Detail of Gold-winged Woodpecker

Mark Catesby’s The Natural History of Carolina, Florida and the Bahama Islands: Containing the Figures of Birds, Beasts, Fishes, Serpents, Insects, and Plants is the first comprehensive natural history work to appear in print. More than two decades in the making, and published in parts from 1729–1747, Catesby’s Natural History received praise as “the most splendid of its kind that England had ever produced.”

Although this work has been the subject of numerous scholarly studies, none have focused on Catesby’s specific color palette and pigment choices. The text that Catesby wrote to accompany each illustration included detailed descriptions of colors for each figure—flora and fauna. Are Catesby’s particular words for describing color matched by the color palette found in the illustrations? For example, when Catesby used the term “scarlet” or “bright red,” did he mean specific pigments?

Pigment analysis of a first edition of the Natural History in Winterthur’s library collection is under way in the Scientific and Analytical Research Laboratory, using X-ray fluorescence spectroscopy (XRF) and fiber optic resonance spectroscopy (FORS).

Study is ongoing and preliminary results are intriguing.  The nuanced vocabulary is somewhat matched by application, where the “bright red” is red lead alone, which tends to orange, and “deep red,” “scarlet,” and “crimson,” are mixtures of red lead and larger portions of vermilion, as shown by the stronger XRF signal of mercury in these color mixes. The shades of red are sometimes visually discernable, as in the “bright red” of the “Red-bellied Wood-pecker,” identified by XRF as red lead alone. “Scarlet,” which is a mixture of red lead and vermillion, appears in the head of the “Gold-winged Wood-pecker.”

Gold-winged Wood-Pecker (detail)
Red-bellied Wood-pecker
Plumeria
Magnolia

Scientists used a relatively new analytical technique, FORS, to identify the insect-based red colorant called cochineal, obtained from insects that live on cactus plants in Central and South America. Carmine, made from cochineal, was a vibrant colorant favored for tinting prints, likely because it was relatively inexpensive and easy to make.  Catesby used the term “purple,” to describe this color, seen in the deep pink-purple hue of the magnolia’s seed pod. He used the term “rose” where he applied a vegetable-based colorant, likely madder, seen in the dark pink petals of the plumeria.

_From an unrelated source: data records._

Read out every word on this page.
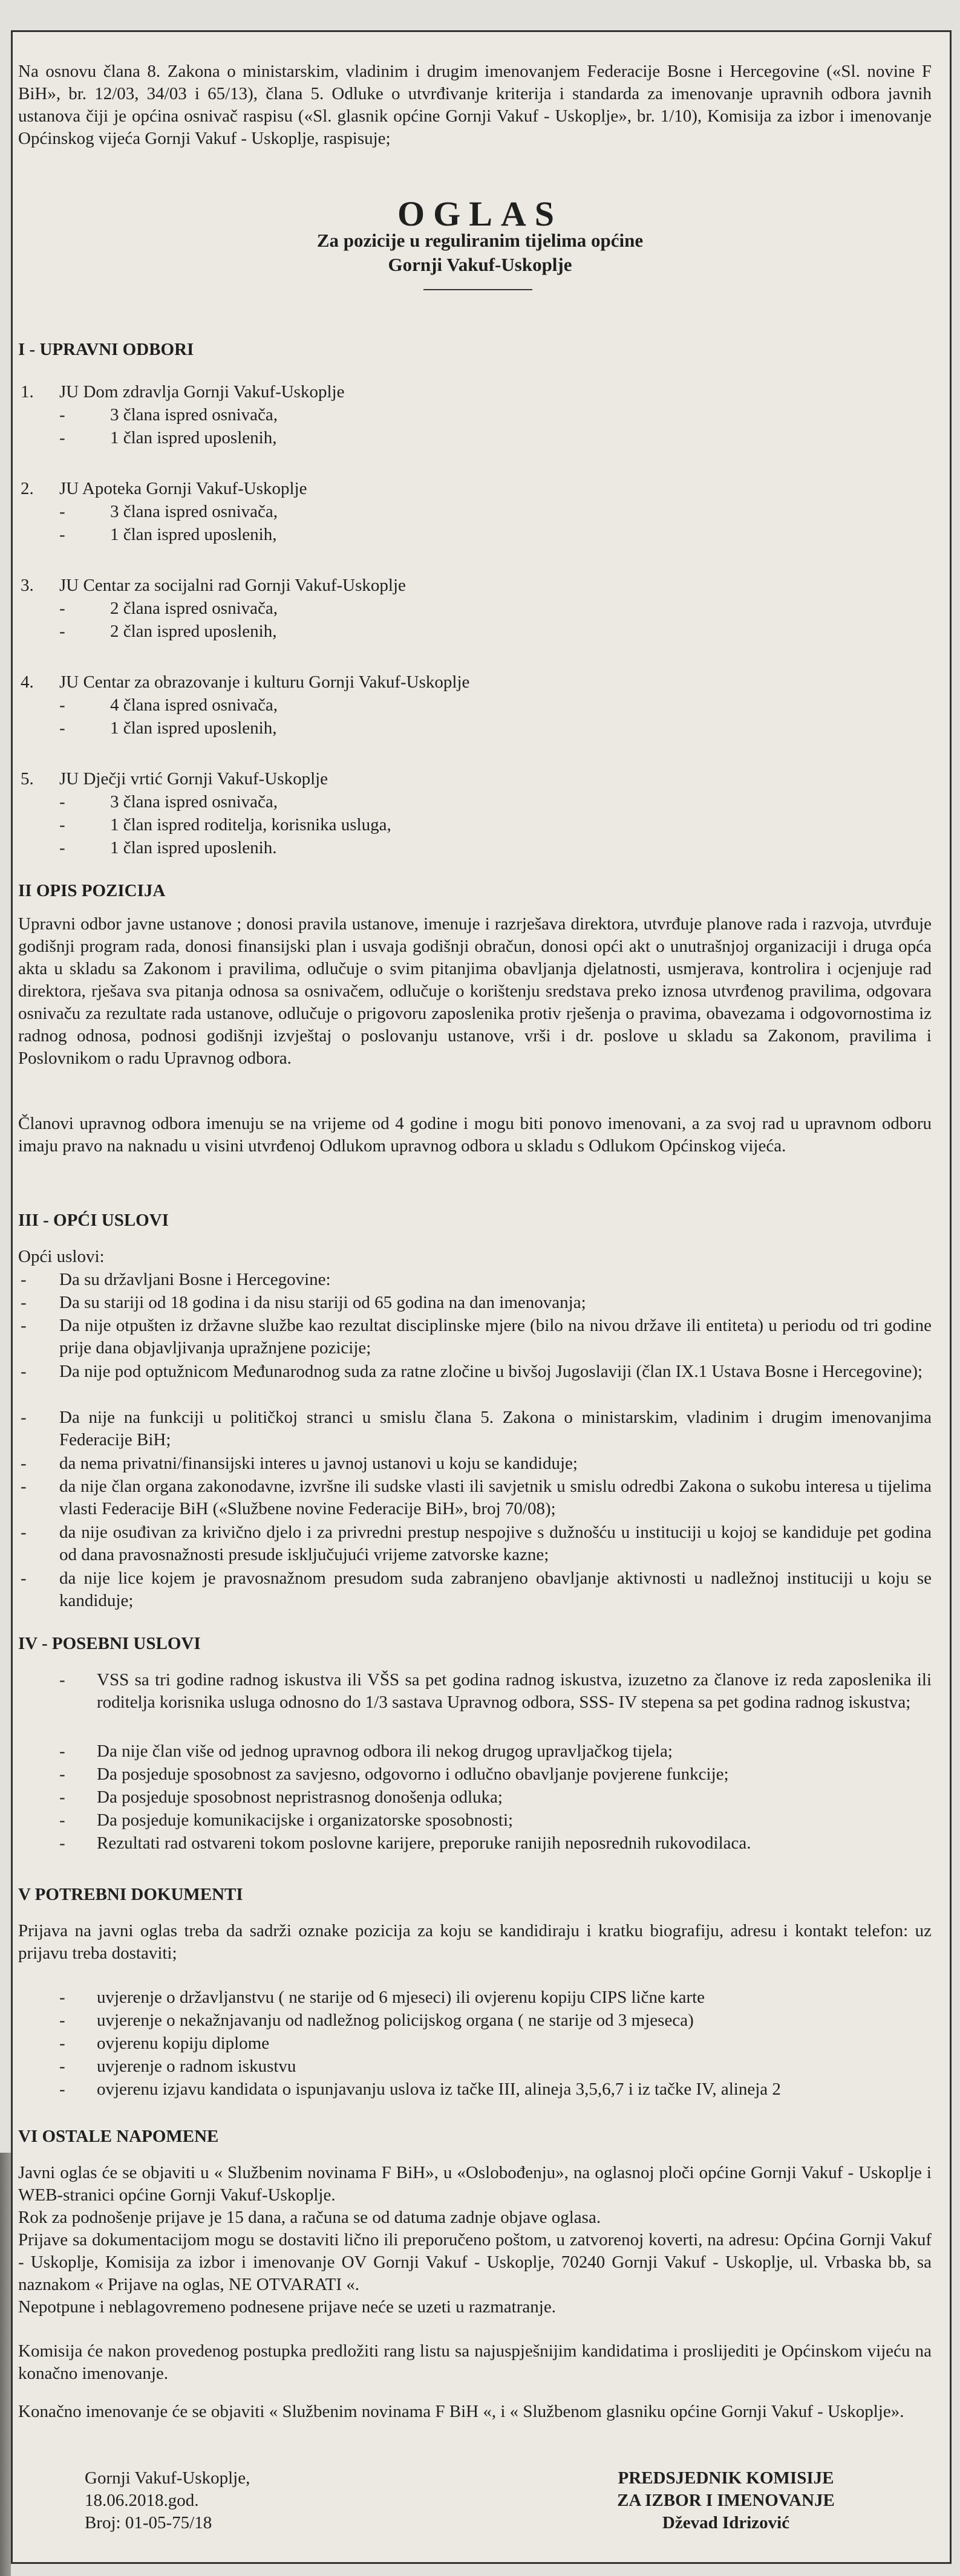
Na osnovu člana 8. Zakona o ministarskim, vladinim i drugim imenovanjem Federacije Bosne i Hercegovine («Sl. novine F BiH», br. 12/03, 34/03 i 65/13), člana 5. Odluke o utvrđivanje kriterija i standarda za imenovanje upravnih odbora javnih ustanova čiji je općina osnivač raspisu («Sl. glasnik općine Gornji Vakuf - Uskoplje», br. 1/10), Komisija za izbor i imenovanje Općinskog vijeća Gornji Vakuf - Uskoplje, raspisuje;
OGLAS
Za pozicije u reguliranim tijelima općine
Gornji Vakuf-Uskoplje
I - UPRAVNI ODBORI
1. JU Dom zdravlja Gornji Vakuf-Uskoplje
-	3 člana ispred osnivača,
-	1 član ispred uposlenih,
2. JU Apoteka Gornji Vakuf-Uskoplje
-	3 člana ispred osnivača,
-	1 član ispred uposlenih,
3. JU Centar za socijalni rad Gornji Vakuf-Uskoplje
-	2 člana ispred osnivača,
-	2 član ispred uposlenih,
4. JU Centar za obrazovanje i kulturu Gornji Vakuf-Uskoplje
-	4 člana ispred osnivača,
-	1 član ispred uposlenih,
5. JU Dječji vrtić Gornji Vakuf-Uskoplje
-	3 člana ispred osnivača,
-	1 član ispred roditelja, korisnika usluga,
-	1 član ispred uposlenih.
II OPIS POZICIJA
Upravni odbor javne ustanove ; donosi pravila ustanove, imenuje i razrješava direktora, utvrđuje planove rada i razvoja, utvrđuje godišnji program rada, donosi finansijski plan i usvaja godišnji obračun, donosi opći akt o unutrašnjoj organizaciji i druga opća akta u skladu sa Zakonom i pravilima, odlučuje o svim pitanjima obavljanja djelatnosti, usmjerava, kontrolira i ocjenjuje rad direktora, rješava sva pitanja odnosa sa osnivačem, odlučuje o korištenju sredstava preko iznosa utvrđenog pravilima, odgovara osnivaču za rezultate rada ustanove, odlučuje o prigovoru zaposlenika protiv rješenja o pravima, obavezama i odgovornostima iz radnog odnosa, podnosi godišnji izvještaj o poslovanju ustanove, vrši i dr. poslove u skladu sa Zakonom, pravilima i Poslovnikom o radu Upravnog odbora.
Članovi upravnog odbora imenuju se na vrijeme od 4 godine i mogu biti ponovo imenovani, a za svoj rad u upravnom odboru imaju pravo na naknadu u visini utvrđenoj Odlukom upravnog odbora u skladu s Odlukom Općinskog vijeća.
III - OPĆI USLOVI
Opći uslovi:
- Da su državljani Bosne i Hercegovine:
- Da su stariji od 18 godina i da nisu stariji od 65 godina na dan imenovanja;
- Da nije otpušten iz državne službe kao rezultat disciplinske mjere (bilo na nivou države ili entiteta) u periodu od tri godine prije dana objavljivanja upražnjene pozicije;
- Da nije pod optužnicom Međunarodnog suda za ratne zločine u bivšoj Jugoslaviji (član IX.1 Ustava Bosne i Hercegovine);
- Da nije na funkciji u političkoj stranci u smislu člana 5. Zakona o ministarskim, vladinim i drugim imenovanjima Federacije BiH;
- da nema privatni/finansijski interes u javnoj ustanovi u koju se kandiduje;
- da nije član organa zakonodavne, izvršne ili sudske vlasti ili savjetnik u smislu odredbi Zakona o sukobu interesa u tijelima vlasti Federacije BiH («Službene novine Federacije BiH», broj 70/08);
- da nije osuđivan za krivično djelo i za privredni prestup nespojive s dužnošću u instituciji u kojoj se kandiduje pet godina od dana pravosnažnosti presude isključujući vrijeme zatvorske kazne;
- da nije lice kojem je pravosnažnom presudom suda zabranjeno obavljanje aktivnosti u nadležnoj instituciji u koju se kandiduje;
IV - POSEBNI USLOVI
- VSS sa tri godine radnog iskustva ili VŠS sa pet godina radnog iskustva, izuzetno za članove iz reda zaposlenika ili roditelja korisnika usluga odnosno do 1/3 sastava Upravnog odbora, SSS- IV stepena sa pet godina radnog iskustva;
- Da nije član više od jednog upravnog odbora ili nekog drugog upravljačkog tijela;
- Da posjeduje sposobnost za savjesno, odgovorno i odlučno obavljanje povjerene funkcije;
- Da posjeduje sposobnost nepristrasnog donošenja odluka;
- Da posjeduje komunikacijske i organizatorske sposobnosti;
- Rezultati rad ostvareni tokom poslovne karijere, preporuke ranijih neposrednih rukovodilaca.
V POTREBNI DOKUMENTI
Prijava na javni oglas treba da sadrži oznake pozicija za koju se kandidiraju i kratku biografiju, adresu i kontakt telefon: uz prijavu treba dostaviti;
- uvjerenje o državljanstvu ( ne starije od 6 mjeseci) ili ovjerenu kopiju CIPS lične karte
- uvjerenje o nekažnjavanju od nadležnog policijskog organa ( ne starije od 3 mjeseca)
- ovjerenu kopiju diplome
- uvjerenje o radnom iskustvu
- ovjerenu izjavu kandidata o ispunjavanju uslova iz tačke III, alineja 3,5,6,7 i iz tačke IV, alineja 2
VI OSTALE NAPOMENE
Javni oglas će se objaviti u « Službenim novinama F BiH», u «Oslobođenju», na oglasnoj ploči općine Gornji Vakuf - Uskoplje i WEB-stranici općine Gornji Vakuf-Uskoplje.
Rok za podnošenje prijave je 15 dana, a računa se od datuma zadnje objave oglasa.
Prijave sa dokumentacijom mogu se dostaviti lično ili preporučeno poštom, u zatvorenoj koverti, na adresu: Općina Gornji Vakuf - Uskoplje, Komisija za izbor i imenovanje OV Gornji Vakuf - Uskoplje, 70240 Gornji Vakuf - Uskoplje, ul. Vrbaska bb, sa naznakom « Prijave na oglas, NE OTVARATI «.
Nepotpune i neblagovremeno podnesene prijave neće se uzeti u razmatranje.
Komisija će nakon provedenog postupka predložiti rang listu sa najuspješnijim kandidatima i proslijediti je Općinskom vijeću na konačno imenovanje.
Konačno imenovanje će se objaviti « Službenim novinama F BiH «, i « Službenom glasniku općine Gornji Vakuf - Uskoplje».
Gornji Vakuf-Uskoplje,
18.06.2018.god.
Broj: 01-05-75/18
PREDSJEDNIK KOMISIJE
ZA IZBOR I IMENOVANJE
Dževad Idrizović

The volumes show a heavy dependence on body color or opaque pigments, particularly in the birds but sometimes in the fish and flowers. Colors such as massicot, red lead, white lead, and “liquid gold,” were generally used more often by the limner or miniaturist than the 18th-century print colorist. These mineral pigments, however, embodied the figures, especially the birds, with vibrant and durable color.  Luminous, yet fugitive, transparent liquid color is occasionally present, most often in the plants, the map, and in very small touches, in a few birds.  Together, these opaque pigments and liquid tinctures produced stunning, corporeal, representations of flora and fauna that may inform our interpretation of the works as illuminated prints, watercolor paintings, or an interesting hybrid of the two.